Former Syracuse quarterback Rex Culpepper is dead at 28 after a dirt bike accident in Georgia

 March 17, 2026

Rex Culpepper, the former Syracuse quarterback who beat cancer and played four seasons with the Orange, died over the weekend from injuries suffered in a dirt bike accident in Georgia. He was 28 years old.

His fiancée, Savanna Morgan, confirmed the news in a tribute posted to Instagram on Monday. The couple had shared their engagement on social media less than a month ago.

A career defined by grit

Culpepper played at Syracuse from 2017 through 2020, primarily as the backup quarterback, though he also saw playing time at tight end. According to the New York Post, he appeared in 30 games during his college career, starting 16 at quarterback and passing for 1,546 yards and 11 touchdowns.

The stats alone don't tell his story. In March of 2018, Culpepper was diagnosed with testicular cancer and underwent extensive chemotherapy. He famously suited up for Syracuse's spring game that same season and came into the game on the final drive, leading his team to a touchdown. By June 2018, he was declared cancer-free.

That kind of toughness doesn't show up in a box score. A 20-year-old staring down a cancer diagnosis, enduring chemo, and walking back onto a football field months later is the sort of thing that makes everyone in the stadium stand. It tells you everything about how the man was wired.

Culpepper was the son of former Buccaneers defensive tackle Brad Culpepper. His younger brother, Judge Culpepper, also played college football as a defensive tackle at Penn State and Toledo.
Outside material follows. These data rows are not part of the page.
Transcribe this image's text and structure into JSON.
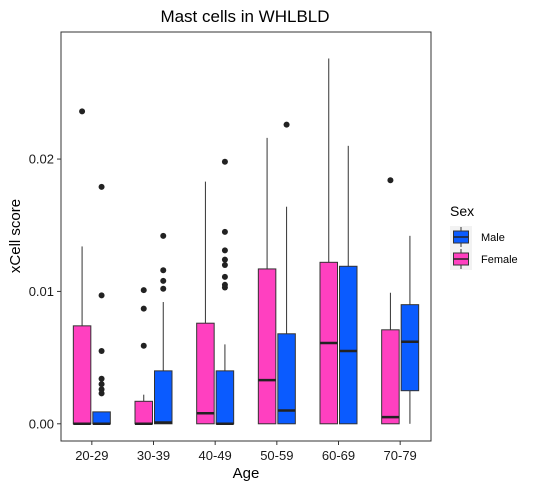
{
  "chart_data": {
    "type": "boxplot",
    "title": "Mast cells in WHLBLD",
    "xlabel": "Age",
    "ylabel": "xCell score",
    "ylim": [
      -0.0013,
      0.0296
    ],
    "yticks": [
      0.0,
      0.01,
      0.02
    ],
    "ytick_labels": [
      "0.00",
      "0.01",
      "0.02"
    ],
    "categories": [
      "20-29",
      "30-39",
      "40-49",
      "50-59",
      "60-69",
      "70-79"
    ],
    "grid": false,
    "legend": {
      "title": "Sex",
      "position": "right",
      "entries": [
        "Male",
        "Female"
      ]
    },
    "series": [
      {
        "name": "Female",
        "color": "#ff40c0",
        "boxes": [
          {
            "min": 0.0,
            "q1": 0.0,
            "median": 0.0,
            "q3": 0.0074,
            "max": 0.0134,
            "outliers": [
              0.0236
            ]
          },
          {
            "min": 0.0,
            "q1": 0.0,
            "median": 0.0,
            "q3": 0.0017,
            "max": 0.0022,
            "outliers": [
              0.0059,
              0.0087,
              0.0101
            ]
          },
          {
            "min": 0.0,
            "q1": 0.0,
            "median": 0.0008,
            "q3": 0.0076,
            "max": 0.0183,
            "outliers": []
          },
          {
            "min": 0.0,
            "q1": 0.0,
            "median": 0.0033,
            "q3": 0.0117,
            "max": 0.0216,
            "outliers": []
          },
          {
            "min": 0.0,
            "q1": 0.0,
            "median": 0.0061,
            "q3": 0.0122,
            "max": 0.0276,
            "outliers": []
          },
          {
            "min": 0.0,
            "q1": 0.0,
            "median": 0.0005,
            "q3": 0.0071,
            "max": 0.0099,
            "outliers": [
              0.0184
            ]
          }
        ]
      },
      {
        "name": "Male",
        "color": "#0a5bff",
        "boxes": [
          {
            "min": 0.0,
            "q1": 0.0,
            "median": 0.0,
            "q3": 0.0009,
            "max": 0.0009,
            "outliers": [
              0.0179,
              0.0097,
              0.0055,
              0.0034,
              0.003,
              0.0026,
              0.0023
            ]
          },
          {
            "min": 0.0,
            "q1": 0.0,
            "median": 0.0001,
            "q3": 0.004,
            "max": 0.0092,
            "outliers": [
              0.0142,
              0.0116,
              0.0108,
              0.0102
            ]
          },
          {
            "min": 0.0,
            "q1": 0.0,
            "median": 0.0,
            "q3": 0.004,
            "max": 0.006,
            "outliers": [
              0.0198,
              0.0145,
              0.0131,
              0.0124,
              0.012,
              0.0111,
              0.0105,
              0.0103
            ]
          },
          {
            "min": 0.0,
            "q1": 0.0,
            "median": 0.001,
            "q3": 0.0068,
            "max": 0.0164,
            "outliers": [
              0.0226
            ]
          },
          {
            "min": 0.0,
            "q1": 0.0,
            "median": 0.0055,
            "q3": 0.0119,
            "max": 0.021,
            "outliers": []
          },
          {
            "min": 0.0,
            "q1": 0.0025,
            "median": 0.0062,
            "q3": 0.009,
            "max": 0.0142,
            "outliers": []
          }
        ]
      }
    ]
  }
}
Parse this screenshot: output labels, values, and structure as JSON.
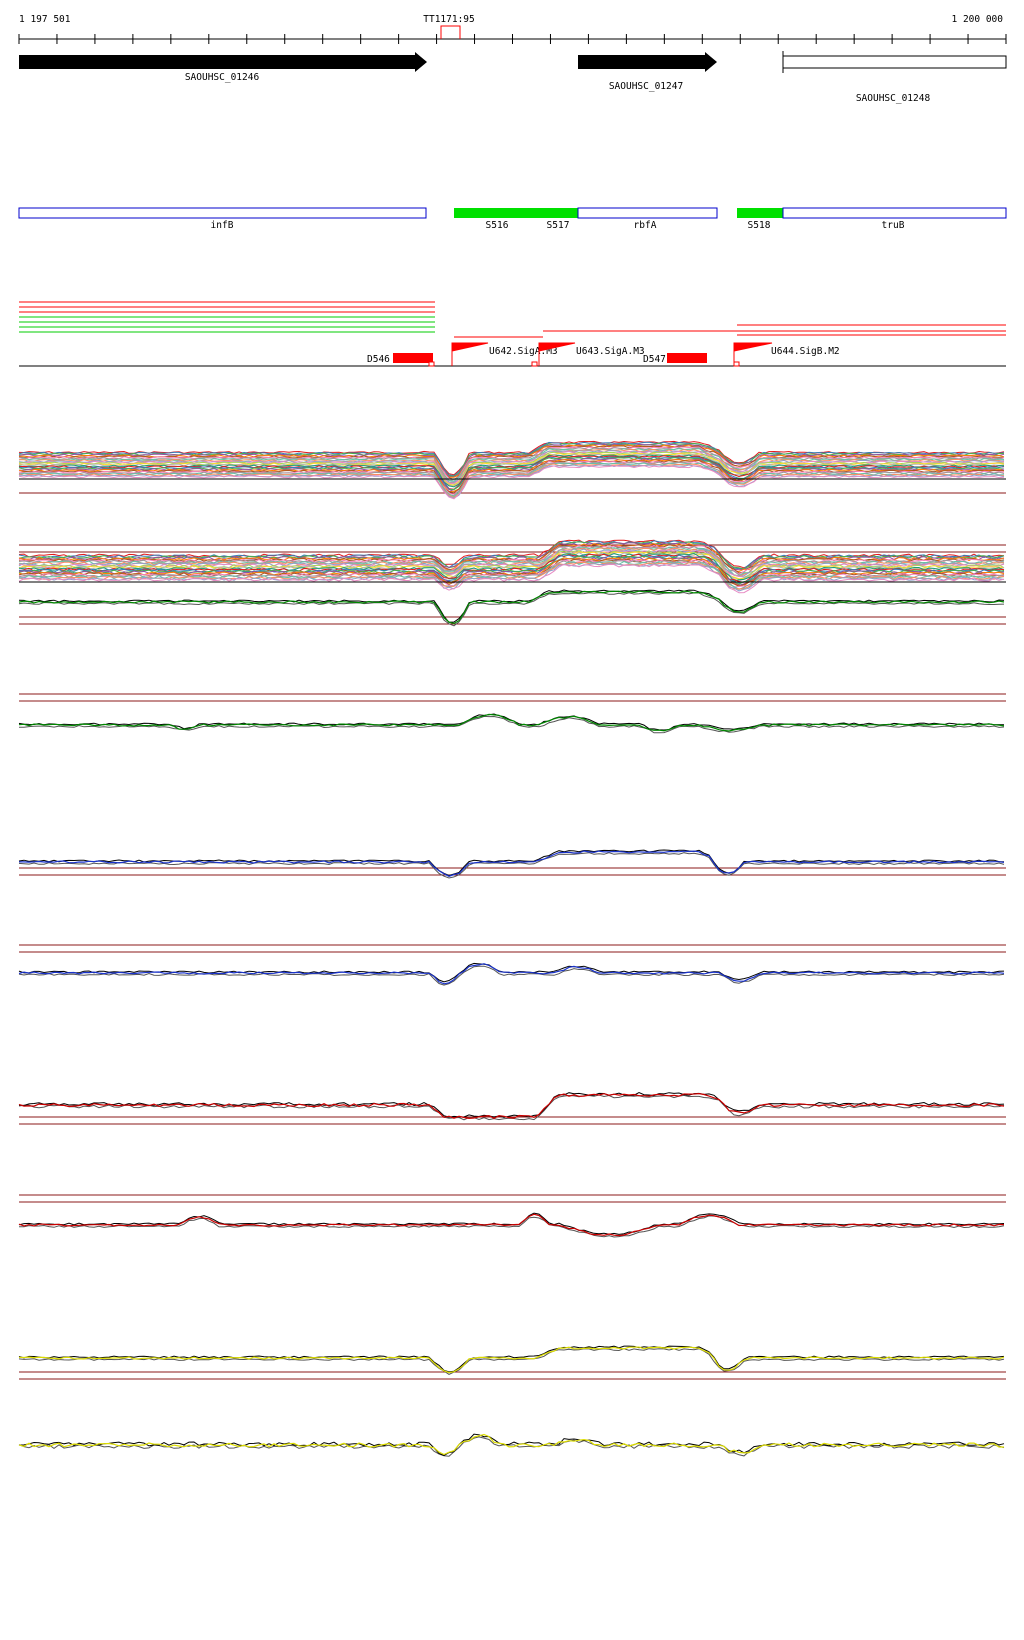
{
  "ruler": {
    "start_label": "1 197 501",
    "end_label": "1 200 000",
    "terminator_label": "TT1171:95"
  },
  "genes": [
    {
      "name": "SAOUHSC_01246",
      "style": "filled-arrow"
    },
    {
      "name": "SAOUHSC_01247",
      "style": "filled-arrow"
    },
    {
      "name": "SAOUHSC_01248",
      "style": "open-box"
    }
  ],
  "segments": {
    "annotations": [
      "infB",
      "rbfA",
      "truB"
    ],
    "segment_labels": [
      "S516",
      "S517",
      "S518"
    ]
  },
  "promoters_and_downshifts": {
    "downshifts": [
      "D546",
      "D547"
    ],
    "promoters": [
      "U642.SigA.M3",
      "U643.SigA.M3",
      "U644.SigB.M2"
    ]
  },
  "colors": {
    "gene_fill": "#000000",
    "segment_green": "#00e000",
    "segment_outline": "#0000cc",
    "feature_red": "#ff0000",
    "threshold_line": "#8b1a1a",
    "track_green": "#008800",
    "track_blue": "#1a33cc",
    "track_red": "#cc0000",
    "track_yellow": "#dddd00"
  },
  "expression_tracks": [
    {
      "id": "all-conditions-1",
      "color": "multi"
    },
    {
      "id": "all-conditions-2",
      "color": "multi"
    },
    {
      "id": "green-1",
      "color": "green"
    },
    {
      "id": "green-2",
      "color": "green"
    },
    {
      "id": "blue-1",
      "color": "blue"
    },
    {
      "id": "blue-2",
      "color": "blue"
    },
    {
      "id": "red-1",
      "color": "red"
    },
    {
      "id": "red-2",
      "color": "red"
    },
    {
      "id": "yellow-1",
      "color": "yellow"
    },
    {
      "id": "yellow-2",
      "color": "yellow"
    }
  ]
}
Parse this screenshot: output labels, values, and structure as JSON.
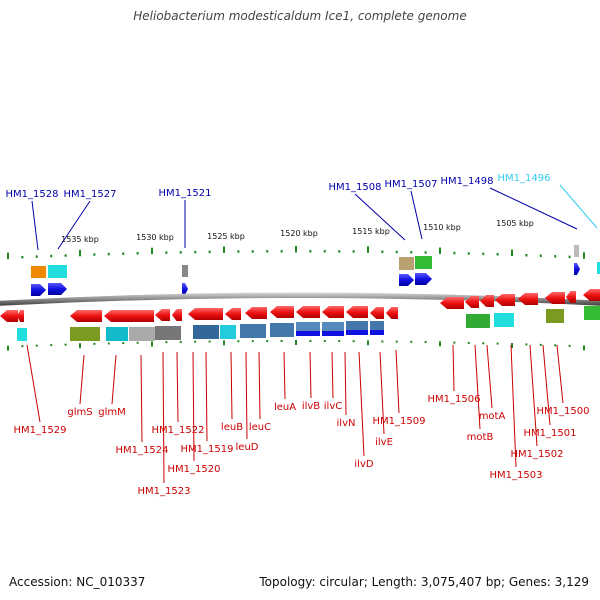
{
  "title": "Heliobacterium modesticaldum Ice1, complete genome",
  "footer": {
    "accession": "Accession: NC_010337",
    "summary": "Topology: circular; Length: 3,075,407 bp; Genes: 3,129"
  },
  "scale_labels": [
    "1535 kbp",
    "1530 kbp",
    "1525 kbp",
    "1520 kbp",
    "1515 kbp",
    "1510 kbp",
    "1505 kbp"
  ],
  "upper_labels": [
    {
      "text": "HM1_1528",
      "color": "#0000aa"
    },
    {
      "text": "HM1_1527",
      "color": "#0000aa"
    },
    {
      "text": "HM1_1521",
      "color": "#0000aa"
    },
    {
      "text": "HM1_1508",
      "color": "#0000aa"
    },
    {
      "text": "HM1_1507",
      "color": "#0000aa"
    },
    {
      "text": "HM1_1498",
      "color": "#0000aa"
    },
    {
      "text": "HM1_1496",
      "color": "#33ccee"
    }
  ],
  "lower_labels": [
    "HM1_1529",
    "glmS",
    "glmM",
    "HM1_1524",
    "HM1_1523",
    "HM1_1522",
    "HM1_1520",
    "HM1_1519",
    "leuB",
    "leuD",
    "leuC",
    "leuA",
    "ilvB",
    "ilvC",
    "ilvN",
    "ilvD",
    "ilvE",
    "HM1_1509",
    "HM1_1506",
    "motB",
    "motA",
    "HM1_1503",
    "HM1_1502",
    "HM1_1501",
    "HM1_1500"
  ],
  "colors": {
    "forward_strand": "#1010e0",
    "reverse_strand": "#ee1111",
    "label_red": "#cc0000",
    "label_blue": "#0000aa",
    "tick_green": "#228822"
  }
}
Football ran through the family.

'One in a billion'

Morgan's tribute carried the weight of someone processing the unthinkable in real time. She wrote about six years together that felt, somehow, both too short and impossibly full:

"No one expects to meet the love of your life and lose them in only 6 short years after meeting."

"And one thing about us is that we lived every single day like it was our last. We did every little thing that we set our minds to, between learning new skills and hobbies, and traveling to new places, there was never any free time with us and not a moment spent apart. I dont regret a single day in our 6 years."

She described Culpepper as someone who defied easy categories: "Lawyer, mechanic, musician, chef, athlete, nerd….lover."

"You don't just meet people like Rex all the time. He was one in a billion. There wasn't one thing that man couldn't do."

Former Syracuse teammate Eric Dungey mourned the loss on social media, calling Culpepper a "guy who had zero fear and truly lived life to the fullest."

Twenty-eight years old

There is no political angle here. No culture war. No partisan lens that makes this story mean more or less than what it is. A young man who fought cancer, played the sport he loved, built a life with someone he called his soulmate, and died in an accident before any of it had the chance to fully unfold.

Morgan put it simply:

"You made six years feel like a lifetime Rexy."

He was 28. He had been engaged for less than a month. And he had already lived with a kind of urgency that most people never find.